The Telegraph’s revelations that nine NHS England big cheeses had racked up an expenses bill of nearly £200,000 broke just days before Mr Stevens was due to unveile plans for a new “transparency code”. Under this details of all meetings with organisations outside the public sector must be published.
Such news gave former UnitedHealth executive Mr Stevens’ the perfect chance to consign perceived excesses of the former regime to the dustbin of history.
By sheer coincidence, the story feeds jolly neatly into a narrative peddled by the Telegraph as well of some of Fleet Street’s other fine organs that only a good dose of private sector realism can save the NHS from a gravy train culture.
Complementary champers all round – everyone’s a winner, right?!
Well, not quite. For every man’s opportunity, there is usually a problem for some other unfortunate.

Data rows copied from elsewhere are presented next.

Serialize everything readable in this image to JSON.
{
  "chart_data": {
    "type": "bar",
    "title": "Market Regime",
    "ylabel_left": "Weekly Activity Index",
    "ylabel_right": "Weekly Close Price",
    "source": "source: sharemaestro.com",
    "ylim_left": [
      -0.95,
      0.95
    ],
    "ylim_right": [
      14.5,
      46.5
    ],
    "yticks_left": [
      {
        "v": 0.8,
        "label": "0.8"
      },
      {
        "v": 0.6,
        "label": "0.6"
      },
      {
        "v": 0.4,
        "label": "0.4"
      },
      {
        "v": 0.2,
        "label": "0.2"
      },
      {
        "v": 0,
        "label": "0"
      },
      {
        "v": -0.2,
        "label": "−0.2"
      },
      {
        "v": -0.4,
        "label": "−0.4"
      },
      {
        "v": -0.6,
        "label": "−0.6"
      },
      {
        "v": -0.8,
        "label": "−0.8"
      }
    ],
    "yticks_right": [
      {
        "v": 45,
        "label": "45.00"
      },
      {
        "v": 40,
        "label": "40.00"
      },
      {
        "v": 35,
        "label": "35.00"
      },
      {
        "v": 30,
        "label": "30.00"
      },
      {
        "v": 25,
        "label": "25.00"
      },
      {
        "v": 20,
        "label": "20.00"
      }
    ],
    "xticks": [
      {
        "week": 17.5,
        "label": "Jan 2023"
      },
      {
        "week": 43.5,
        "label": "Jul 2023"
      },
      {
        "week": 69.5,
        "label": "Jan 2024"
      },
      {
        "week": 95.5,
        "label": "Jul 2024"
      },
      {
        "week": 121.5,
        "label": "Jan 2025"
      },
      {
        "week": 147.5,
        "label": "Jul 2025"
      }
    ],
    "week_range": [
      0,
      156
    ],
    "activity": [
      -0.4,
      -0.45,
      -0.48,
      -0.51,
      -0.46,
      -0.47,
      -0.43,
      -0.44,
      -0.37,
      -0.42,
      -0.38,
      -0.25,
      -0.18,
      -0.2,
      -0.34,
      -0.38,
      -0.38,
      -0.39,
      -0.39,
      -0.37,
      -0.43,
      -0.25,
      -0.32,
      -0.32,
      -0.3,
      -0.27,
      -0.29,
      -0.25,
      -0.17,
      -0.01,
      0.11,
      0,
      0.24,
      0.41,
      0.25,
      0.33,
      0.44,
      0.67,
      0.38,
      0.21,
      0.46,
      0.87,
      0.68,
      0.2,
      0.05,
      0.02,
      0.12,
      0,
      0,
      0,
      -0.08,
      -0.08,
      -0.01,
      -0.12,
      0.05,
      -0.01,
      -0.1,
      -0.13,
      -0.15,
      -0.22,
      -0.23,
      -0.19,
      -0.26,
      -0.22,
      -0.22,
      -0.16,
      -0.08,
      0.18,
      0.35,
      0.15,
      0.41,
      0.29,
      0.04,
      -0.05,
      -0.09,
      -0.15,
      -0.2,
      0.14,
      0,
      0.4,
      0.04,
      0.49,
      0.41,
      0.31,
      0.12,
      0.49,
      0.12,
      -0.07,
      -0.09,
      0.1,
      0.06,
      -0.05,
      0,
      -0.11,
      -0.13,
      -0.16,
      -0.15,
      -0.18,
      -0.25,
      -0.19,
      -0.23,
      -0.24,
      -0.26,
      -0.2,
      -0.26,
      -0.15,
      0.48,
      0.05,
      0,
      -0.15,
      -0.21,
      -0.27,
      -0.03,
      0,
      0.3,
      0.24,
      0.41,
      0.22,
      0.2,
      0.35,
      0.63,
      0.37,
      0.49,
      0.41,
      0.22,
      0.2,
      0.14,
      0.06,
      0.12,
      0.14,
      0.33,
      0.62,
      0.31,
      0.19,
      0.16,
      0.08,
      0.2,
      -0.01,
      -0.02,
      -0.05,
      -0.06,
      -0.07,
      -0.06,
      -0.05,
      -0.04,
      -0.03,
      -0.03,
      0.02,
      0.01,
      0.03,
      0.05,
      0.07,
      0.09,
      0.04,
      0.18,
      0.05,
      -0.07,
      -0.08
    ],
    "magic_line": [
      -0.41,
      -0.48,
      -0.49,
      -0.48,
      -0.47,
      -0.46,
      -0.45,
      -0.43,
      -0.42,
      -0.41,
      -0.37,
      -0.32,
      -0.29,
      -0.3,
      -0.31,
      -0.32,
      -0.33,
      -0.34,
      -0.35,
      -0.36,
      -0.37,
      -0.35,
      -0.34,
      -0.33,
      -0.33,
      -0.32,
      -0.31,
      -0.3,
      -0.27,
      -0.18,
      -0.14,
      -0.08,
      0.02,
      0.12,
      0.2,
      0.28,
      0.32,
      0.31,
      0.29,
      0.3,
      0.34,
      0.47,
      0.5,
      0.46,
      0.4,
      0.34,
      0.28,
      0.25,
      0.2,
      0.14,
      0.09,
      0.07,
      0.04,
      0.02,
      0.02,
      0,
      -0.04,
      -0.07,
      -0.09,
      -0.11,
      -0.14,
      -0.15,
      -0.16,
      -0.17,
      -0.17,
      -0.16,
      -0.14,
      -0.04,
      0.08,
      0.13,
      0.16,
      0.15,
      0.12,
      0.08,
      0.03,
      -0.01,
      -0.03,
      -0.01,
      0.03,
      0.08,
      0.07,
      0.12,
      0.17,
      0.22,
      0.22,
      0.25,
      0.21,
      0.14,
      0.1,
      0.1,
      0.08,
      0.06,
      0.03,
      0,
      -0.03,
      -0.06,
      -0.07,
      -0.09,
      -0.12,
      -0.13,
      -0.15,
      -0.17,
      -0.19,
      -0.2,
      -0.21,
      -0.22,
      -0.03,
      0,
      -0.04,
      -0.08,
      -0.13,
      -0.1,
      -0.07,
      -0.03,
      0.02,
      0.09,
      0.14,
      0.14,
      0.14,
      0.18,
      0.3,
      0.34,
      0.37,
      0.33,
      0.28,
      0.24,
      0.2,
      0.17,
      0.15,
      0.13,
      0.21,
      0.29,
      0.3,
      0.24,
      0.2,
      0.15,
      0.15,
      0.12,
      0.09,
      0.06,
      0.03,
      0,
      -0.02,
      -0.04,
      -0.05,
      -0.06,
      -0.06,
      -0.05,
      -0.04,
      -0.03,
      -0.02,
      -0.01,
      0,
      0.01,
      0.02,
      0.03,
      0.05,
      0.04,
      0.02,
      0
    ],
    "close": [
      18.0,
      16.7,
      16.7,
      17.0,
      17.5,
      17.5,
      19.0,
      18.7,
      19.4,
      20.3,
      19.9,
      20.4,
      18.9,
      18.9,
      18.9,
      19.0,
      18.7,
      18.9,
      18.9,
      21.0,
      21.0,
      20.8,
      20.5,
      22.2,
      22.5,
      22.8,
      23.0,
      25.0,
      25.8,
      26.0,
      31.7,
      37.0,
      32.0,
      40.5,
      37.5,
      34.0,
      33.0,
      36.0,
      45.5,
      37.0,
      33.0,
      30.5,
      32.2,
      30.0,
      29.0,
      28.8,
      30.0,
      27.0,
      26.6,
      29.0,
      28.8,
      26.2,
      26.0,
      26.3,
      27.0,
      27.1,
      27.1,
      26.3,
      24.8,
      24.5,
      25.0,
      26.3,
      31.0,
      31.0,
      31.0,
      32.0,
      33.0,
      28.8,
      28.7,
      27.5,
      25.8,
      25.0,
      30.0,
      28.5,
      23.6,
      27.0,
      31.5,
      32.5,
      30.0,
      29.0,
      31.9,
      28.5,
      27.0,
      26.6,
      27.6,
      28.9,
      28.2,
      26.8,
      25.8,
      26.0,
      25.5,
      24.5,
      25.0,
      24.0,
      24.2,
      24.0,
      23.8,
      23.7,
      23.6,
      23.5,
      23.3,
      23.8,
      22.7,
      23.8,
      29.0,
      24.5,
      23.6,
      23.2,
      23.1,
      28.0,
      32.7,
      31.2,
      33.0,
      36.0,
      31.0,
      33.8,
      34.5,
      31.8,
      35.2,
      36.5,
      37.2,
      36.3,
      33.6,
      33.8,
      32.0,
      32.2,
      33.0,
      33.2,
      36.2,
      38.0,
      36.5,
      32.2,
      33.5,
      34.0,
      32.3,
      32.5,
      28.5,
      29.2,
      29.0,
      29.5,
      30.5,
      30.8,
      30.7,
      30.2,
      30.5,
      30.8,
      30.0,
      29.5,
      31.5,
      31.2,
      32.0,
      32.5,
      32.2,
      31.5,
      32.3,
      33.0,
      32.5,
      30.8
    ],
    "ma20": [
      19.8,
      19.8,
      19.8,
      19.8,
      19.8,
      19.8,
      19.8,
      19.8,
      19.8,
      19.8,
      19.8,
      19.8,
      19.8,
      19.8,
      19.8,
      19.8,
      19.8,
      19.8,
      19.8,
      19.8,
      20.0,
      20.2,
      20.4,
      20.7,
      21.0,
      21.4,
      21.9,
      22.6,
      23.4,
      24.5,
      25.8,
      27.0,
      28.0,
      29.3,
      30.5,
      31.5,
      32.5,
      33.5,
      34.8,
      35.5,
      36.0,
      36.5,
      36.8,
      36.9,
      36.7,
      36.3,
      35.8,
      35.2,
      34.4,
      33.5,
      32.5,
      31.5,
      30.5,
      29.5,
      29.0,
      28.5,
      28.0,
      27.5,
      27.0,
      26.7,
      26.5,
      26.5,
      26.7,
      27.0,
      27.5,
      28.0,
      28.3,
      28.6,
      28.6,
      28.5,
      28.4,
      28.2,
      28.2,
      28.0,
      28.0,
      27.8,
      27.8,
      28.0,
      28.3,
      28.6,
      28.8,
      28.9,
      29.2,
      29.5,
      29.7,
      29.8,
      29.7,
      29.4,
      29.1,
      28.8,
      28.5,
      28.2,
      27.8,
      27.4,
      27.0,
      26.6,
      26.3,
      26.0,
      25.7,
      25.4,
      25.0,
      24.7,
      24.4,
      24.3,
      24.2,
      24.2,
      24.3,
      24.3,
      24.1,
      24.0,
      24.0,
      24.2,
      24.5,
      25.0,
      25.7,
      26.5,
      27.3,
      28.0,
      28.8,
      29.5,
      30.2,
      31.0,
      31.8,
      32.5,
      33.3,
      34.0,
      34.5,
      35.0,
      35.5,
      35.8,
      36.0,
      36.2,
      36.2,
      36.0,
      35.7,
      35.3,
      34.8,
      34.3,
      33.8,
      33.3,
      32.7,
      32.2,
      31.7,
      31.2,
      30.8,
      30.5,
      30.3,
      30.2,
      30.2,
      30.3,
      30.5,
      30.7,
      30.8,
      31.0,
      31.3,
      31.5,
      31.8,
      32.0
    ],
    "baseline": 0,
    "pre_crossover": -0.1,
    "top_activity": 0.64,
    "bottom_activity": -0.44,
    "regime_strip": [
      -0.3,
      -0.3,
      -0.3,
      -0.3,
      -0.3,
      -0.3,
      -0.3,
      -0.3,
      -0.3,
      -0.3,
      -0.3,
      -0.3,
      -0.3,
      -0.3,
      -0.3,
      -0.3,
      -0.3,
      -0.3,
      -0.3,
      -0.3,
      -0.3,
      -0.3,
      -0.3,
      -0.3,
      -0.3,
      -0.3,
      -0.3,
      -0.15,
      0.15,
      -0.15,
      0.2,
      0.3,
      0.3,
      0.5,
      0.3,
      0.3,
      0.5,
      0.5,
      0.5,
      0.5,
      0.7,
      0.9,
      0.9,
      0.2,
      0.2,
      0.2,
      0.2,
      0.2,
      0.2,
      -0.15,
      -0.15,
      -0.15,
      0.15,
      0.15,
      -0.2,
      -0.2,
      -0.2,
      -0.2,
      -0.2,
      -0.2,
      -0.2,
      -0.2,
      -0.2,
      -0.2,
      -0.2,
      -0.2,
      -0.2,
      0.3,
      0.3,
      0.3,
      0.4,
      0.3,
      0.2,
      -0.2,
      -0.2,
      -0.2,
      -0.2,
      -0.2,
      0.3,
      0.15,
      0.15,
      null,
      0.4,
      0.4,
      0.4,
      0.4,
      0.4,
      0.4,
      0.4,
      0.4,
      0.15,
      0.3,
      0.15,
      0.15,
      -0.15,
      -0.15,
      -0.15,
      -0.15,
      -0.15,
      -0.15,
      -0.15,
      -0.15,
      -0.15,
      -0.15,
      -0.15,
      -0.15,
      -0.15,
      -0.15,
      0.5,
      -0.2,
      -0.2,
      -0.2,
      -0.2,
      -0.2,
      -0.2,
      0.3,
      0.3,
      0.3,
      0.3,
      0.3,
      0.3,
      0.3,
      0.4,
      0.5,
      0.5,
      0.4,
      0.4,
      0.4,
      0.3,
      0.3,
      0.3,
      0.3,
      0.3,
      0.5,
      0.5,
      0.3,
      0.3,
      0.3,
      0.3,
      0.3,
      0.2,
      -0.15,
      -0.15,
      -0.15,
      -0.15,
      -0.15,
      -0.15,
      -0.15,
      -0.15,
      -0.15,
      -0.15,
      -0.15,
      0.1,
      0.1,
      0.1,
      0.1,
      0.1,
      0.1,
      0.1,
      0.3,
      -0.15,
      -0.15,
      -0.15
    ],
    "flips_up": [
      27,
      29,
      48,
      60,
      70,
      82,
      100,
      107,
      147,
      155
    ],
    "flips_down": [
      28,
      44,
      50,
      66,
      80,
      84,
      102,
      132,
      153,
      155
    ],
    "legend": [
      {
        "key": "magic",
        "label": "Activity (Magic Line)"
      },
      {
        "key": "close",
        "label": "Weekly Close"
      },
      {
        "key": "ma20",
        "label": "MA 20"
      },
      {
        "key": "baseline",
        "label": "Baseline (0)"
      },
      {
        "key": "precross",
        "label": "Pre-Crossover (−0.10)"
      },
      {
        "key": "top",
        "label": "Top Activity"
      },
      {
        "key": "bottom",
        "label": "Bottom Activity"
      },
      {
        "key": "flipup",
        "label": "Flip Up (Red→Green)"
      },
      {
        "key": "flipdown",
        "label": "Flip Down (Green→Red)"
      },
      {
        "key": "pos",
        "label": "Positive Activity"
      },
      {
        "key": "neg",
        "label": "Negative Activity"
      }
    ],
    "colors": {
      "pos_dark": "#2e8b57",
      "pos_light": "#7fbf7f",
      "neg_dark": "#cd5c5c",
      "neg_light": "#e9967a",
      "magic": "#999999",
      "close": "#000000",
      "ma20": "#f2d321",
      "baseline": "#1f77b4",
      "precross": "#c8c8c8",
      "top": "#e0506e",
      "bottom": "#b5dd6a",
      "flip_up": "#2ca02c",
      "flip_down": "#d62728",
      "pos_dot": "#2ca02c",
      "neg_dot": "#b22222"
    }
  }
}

Tim.Kelsey, national director for patients and information, who already has enough work in trying to keep the Care.data project on the right track, could probably have done without being named as the organisation’s biggest claimant after filing £46,000 worth of receipts.
Mischievous rumours that most of Mr Dot-Kelsey’s receipts were all filed in pseudonymised form as part of an early pilot for the Care.data software, End Game understands, were considerably wide of the mark.